The structure of the paper is as follows. Sec. 2 describes the main experiment: can we write the list permutation in OCaml as elegantly as in Curry. Specifically, Sec. 2.1 introduces the intentionally very simple, essentially first-order, DSL for the specific domain of non-deterministic computations on integer lists, and Sec. 2.2 uses it to express the list permutation. The readers can see for themselves how good (simple, understandable, close to Curry) it looks. A way to make the DSL embedding seamless is described in Sec. 2.3. Several `standard' implementations of the DSL are discussed in Sec. 3, whereas Sec. 4 extends the DSL and its implementation with the committed choice and presents another classical Curry example: slow sort. Thus the factoring of an effectful computation into a first-order DSL and a powerful metalanguage turns out to be viable -- an outcome that was not at all clear at the beginning.

Our language is truly domain-specific: for example, it offers no abstraction mechanism of its own and no general monadic interface for writing effectful computations. As an upside, the DSL admits useful non-standard implementations. Sec. 5 shows three. In particular, Sec. 5.2 describes an abstract interpretation, to statically estimate the degree of non-determinism of a DSL term. The code-generation interpretation -- the DSL compiler -- is presented in Sec. 5.3.
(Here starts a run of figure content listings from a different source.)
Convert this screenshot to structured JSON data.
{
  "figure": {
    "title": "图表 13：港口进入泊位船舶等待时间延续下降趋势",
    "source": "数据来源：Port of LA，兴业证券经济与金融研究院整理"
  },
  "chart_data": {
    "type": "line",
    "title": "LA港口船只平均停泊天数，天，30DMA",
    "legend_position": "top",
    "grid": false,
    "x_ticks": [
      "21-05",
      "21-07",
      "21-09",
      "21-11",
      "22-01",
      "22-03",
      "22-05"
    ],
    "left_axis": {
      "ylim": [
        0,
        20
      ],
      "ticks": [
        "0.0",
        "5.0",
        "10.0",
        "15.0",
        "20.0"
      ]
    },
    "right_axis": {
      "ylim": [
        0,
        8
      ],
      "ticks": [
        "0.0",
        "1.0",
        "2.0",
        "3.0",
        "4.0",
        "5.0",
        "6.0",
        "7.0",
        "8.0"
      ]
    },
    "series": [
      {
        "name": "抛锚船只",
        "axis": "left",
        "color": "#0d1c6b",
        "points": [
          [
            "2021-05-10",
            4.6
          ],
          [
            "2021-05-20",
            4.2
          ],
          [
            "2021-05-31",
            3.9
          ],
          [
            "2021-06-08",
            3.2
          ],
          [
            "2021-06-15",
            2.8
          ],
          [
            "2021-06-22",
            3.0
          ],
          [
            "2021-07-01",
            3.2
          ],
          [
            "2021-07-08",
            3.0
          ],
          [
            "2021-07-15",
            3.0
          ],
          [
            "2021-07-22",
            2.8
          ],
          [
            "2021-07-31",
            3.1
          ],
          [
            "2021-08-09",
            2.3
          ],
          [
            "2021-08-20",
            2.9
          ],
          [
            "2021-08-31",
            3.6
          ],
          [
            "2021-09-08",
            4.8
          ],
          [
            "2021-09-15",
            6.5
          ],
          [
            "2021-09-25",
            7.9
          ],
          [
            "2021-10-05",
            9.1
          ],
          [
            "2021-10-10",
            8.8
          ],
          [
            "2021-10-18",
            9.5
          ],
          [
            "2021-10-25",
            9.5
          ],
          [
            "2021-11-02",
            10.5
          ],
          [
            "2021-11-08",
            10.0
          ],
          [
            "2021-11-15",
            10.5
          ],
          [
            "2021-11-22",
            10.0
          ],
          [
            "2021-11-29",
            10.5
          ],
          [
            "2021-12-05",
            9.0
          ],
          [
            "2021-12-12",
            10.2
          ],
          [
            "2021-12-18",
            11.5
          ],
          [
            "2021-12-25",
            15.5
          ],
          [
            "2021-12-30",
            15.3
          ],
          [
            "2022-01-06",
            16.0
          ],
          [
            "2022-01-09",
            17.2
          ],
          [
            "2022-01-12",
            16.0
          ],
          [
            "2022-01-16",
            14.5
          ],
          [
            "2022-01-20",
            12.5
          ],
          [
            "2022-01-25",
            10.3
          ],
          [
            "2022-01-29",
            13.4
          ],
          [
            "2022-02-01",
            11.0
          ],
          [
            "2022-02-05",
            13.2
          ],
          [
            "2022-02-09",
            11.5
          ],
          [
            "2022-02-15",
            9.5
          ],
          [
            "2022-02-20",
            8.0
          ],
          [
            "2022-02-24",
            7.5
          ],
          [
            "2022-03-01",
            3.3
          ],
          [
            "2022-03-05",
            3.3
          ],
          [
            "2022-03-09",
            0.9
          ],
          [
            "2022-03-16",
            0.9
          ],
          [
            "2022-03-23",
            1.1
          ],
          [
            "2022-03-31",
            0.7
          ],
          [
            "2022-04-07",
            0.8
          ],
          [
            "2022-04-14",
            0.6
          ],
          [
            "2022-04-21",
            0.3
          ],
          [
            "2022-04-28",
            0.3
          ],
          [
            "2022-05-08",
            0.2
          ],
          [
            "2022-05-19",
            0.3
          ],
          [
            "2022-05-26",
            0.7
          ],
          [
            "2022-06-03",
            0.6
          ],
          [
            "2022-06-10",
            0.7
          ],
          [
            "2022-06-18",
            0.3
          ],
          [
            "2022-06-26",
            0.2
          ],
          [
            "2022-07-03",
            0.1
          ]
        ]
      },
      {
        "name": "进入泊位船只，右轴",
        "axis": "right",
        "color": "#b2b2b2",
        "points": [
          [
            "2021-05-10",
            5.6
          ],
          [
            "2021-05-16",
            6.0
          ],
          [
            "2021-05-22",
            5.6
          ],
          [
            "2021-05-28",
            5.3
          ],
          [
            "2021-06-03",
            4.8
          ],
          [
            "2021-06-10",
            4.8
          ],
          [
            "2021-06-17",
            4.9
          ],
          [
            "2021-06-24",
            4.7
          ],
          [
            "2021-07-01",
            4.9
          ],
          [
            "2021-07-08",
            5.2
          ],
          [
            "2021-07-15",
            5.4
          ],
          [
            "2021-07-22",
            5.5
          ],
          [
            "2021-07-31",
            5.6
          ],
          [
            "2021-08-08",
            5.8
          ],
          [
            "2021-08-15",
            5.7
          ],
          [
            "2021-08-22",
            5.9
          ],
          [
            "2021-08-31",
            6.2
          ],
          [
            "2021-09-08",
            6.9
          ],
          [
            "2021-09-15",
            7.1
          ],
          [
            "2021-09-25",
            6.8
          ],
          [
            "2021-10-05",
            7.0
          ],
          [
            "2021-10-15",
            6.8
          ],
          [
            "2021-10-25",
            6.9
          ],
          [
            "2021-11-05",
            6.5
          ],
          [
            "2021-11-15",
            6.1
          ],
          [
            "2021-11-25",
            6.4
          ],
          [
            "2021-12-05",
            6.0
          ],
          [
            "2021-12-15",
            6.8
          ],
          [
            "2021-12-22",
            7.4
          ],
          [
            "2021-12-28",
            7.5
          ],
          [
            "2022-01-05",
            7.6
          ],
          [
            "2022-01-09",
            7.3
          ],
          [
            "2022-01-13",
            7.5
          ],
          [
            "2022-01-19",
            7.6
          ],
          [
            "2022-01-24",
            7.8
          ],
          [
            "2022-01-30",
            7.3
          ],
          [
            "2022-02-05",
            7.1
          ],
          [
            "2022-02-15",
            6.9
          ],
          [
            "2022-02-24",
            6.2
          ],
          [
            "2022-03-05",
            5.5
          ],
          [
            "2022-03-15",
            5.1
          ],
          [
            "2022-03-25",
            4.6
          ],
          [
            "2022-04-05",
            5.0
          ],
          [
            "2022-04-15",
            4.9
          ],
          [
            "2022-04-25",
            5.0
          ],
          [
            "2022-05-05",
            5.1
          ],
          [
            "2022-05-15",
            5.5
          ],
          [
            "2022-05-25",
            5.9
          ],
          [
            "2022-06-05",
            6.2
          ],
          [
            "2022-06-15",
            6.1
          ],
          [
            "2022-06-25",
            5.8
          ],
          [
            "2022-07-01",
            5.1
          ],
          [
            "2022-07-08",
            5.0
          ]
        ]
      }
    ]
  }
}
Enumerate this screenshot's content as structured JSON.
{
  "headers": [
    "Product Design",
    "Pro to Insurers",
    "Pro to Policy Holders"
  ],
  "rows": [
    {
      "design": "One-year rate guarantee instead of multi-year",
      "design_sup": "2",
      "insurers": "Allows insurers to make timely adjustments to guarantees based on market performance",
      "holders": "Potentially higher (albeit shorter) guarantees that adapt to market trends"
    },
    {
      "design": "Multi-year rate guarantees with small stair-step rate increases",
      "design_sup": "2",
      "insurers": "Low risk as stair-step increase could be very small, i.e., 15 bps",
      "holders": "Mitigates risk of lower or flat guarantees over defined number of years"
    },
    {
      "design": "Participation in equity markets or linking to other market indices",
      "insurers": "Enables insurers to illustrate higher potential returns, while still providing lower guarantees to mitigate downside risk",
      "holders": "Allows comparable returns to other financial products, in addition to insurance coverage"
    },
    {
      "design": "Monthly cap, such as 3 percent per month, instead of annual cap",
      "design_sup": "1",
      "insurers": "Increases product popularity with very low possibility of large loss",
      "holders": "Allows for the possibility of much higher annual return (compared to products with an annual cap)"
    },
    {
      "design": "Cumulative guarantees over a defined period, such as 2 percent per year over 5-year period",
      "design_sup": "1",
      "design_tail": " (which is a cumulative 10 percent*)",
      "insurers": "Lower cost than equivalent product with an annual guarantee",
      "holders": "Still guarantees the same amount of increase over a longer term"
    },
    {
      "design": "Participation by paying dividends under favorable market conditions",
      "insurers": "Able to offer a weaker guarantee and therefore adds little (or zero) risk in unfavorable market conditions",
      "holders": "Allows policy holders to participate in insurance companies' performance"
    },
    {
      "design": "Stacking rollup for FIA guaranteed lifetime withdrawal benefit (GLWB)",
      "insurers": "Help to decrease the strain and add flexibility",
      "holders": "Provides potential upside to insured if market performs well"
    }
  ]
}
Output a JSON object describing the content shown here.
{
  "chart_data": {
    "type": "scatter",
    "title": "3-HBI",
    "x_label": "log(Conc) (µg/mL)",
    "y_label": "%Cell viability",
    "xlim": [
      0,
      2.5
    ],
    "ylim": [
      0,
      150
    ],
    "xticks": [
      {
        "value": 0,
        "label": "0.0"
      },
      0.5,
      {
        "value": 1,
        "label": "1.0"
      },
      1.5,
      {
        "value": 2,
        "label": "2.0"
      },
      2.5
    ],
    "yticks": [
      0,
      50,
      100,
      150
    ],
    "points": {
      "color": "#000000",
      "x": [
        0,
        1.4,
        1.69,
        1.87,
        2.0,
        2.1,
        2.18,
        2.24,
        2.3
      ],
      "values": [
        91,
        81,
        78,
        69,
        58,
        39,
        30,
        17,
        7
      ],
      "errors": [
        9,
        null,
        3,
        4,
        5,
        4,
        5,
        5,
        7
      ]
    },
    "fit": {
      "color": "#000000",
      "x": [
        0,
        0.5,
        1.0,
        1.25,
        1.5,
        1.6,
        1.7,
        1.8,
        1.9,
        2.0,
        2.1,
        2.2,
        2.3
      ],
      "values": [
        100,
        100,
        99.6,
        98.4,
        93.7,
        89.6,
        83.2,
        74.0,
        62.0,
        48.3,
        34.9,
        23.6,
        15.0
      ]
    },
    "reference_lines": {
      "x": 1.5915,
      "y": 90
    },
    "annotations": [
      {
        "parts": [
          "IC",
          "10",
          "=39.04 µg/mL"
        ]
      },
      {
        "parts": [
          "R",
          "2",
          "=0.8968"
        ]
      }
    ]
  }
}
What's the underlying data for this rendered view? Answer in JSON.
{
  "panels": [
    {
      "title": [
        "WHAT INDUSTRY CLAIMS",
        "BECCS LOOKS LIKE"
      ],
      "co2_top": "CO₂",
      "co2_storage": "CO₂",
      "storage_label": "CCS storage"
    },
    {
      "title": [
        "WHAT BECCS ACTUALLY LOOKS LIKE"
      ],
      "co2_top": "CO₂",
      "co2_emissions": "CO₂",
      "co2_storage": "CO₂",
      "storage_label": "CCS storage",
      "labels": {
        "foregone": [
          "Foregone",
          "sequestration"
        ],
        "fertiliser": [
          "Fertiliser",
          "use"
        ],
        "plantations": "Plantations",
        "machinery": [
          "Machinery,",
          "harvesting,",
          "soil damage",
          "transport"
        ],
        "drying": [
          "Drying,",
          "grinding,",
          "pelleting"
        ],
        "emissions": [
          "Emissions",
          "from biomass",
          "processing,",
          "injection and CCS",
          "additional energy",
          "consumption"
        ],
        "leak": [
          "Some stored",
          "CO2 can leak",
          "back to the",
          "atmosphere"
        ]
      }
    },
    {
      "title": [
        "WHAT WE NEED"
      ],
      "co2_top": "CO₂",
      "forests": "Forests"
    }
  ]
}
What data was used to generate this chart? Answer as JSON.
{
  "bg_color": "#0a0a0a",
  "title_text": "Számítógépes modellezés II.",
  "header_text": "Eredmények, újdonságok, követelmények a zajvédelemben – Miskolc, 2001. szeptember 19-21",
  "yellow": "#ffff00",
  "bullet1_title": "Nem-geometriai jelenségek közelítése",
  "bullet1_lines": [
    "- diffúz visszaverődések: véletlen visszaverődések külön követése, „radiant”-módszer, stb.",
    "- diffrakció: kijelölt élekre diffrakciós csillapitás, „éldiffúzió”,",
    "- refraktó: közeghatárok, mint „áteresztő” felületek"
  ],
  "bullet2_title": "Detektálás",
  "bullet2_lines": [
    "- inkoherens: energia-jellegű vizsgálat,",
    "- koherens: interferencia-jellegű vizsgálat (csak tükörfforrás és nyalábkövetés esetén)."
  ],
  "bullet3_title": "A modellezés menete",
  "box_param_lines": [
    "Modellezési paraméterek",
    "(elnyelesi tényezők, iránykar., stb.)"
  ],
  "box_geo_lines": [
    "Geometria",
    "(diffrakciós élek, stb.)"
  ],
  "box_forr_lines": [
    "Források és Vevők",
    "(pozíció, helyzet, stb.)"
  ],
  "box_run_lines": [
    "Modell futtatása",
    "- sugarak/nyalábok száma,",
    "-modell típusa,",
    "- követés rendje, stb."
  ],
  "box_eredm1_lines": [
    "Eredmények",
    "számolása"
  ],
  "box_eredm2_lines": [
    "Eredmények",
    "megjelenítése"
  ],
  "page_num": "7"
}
Sec. 6 discusses the presented factoring approach, answering several commonly heard objections. The main theoretical ideas have all been known in isolation, often for many decades, as we review in Sec. 7.

References
nondet-paper.pdf [309K]
The full paper, published in the Electronic Proceedings in Theoretical Computer Science EPTCS 294, 2019, pp. 15-40 (Post-Proceedings ML 2017) DOI: 10.4204/EPTCS.294.2

0README.dr [<1K]
The complete source for all the code described in the paper

 

Conclusions

We have described a direct alternative to the monadic encoding of effects: a bare-bone domain-specific language with effectful operations. The DSL is blended into a metalanguage such as OCaml; therefore, it can be kept tiny, with no abstraction facilities of its own, or even functions. The metalanguage, serving as an inordinarily expressive macro system, compensates. We have also argued for the principle of avoiding premature generalizations and abstractions.

We have reported only one experiment, which -- combined with the related LMS experience -- suggests that the DSL-metalanguage factoring approach to effectful programming is viable. More experiments are needed to better grasp its usefulness. Specifically we would like to try examples in the scope of Async or Lwt libraries. A bigger exercise would be to re-implement the programming language Icon -- another language with built-in non-determinism.

One may wonder how the history of (meta) programming might have turned out if the ML evolution had taken a different turn: kept using ML as the Meta Language as it was initially designed for, but building objects other than formulas and theorems -- in particular, programs.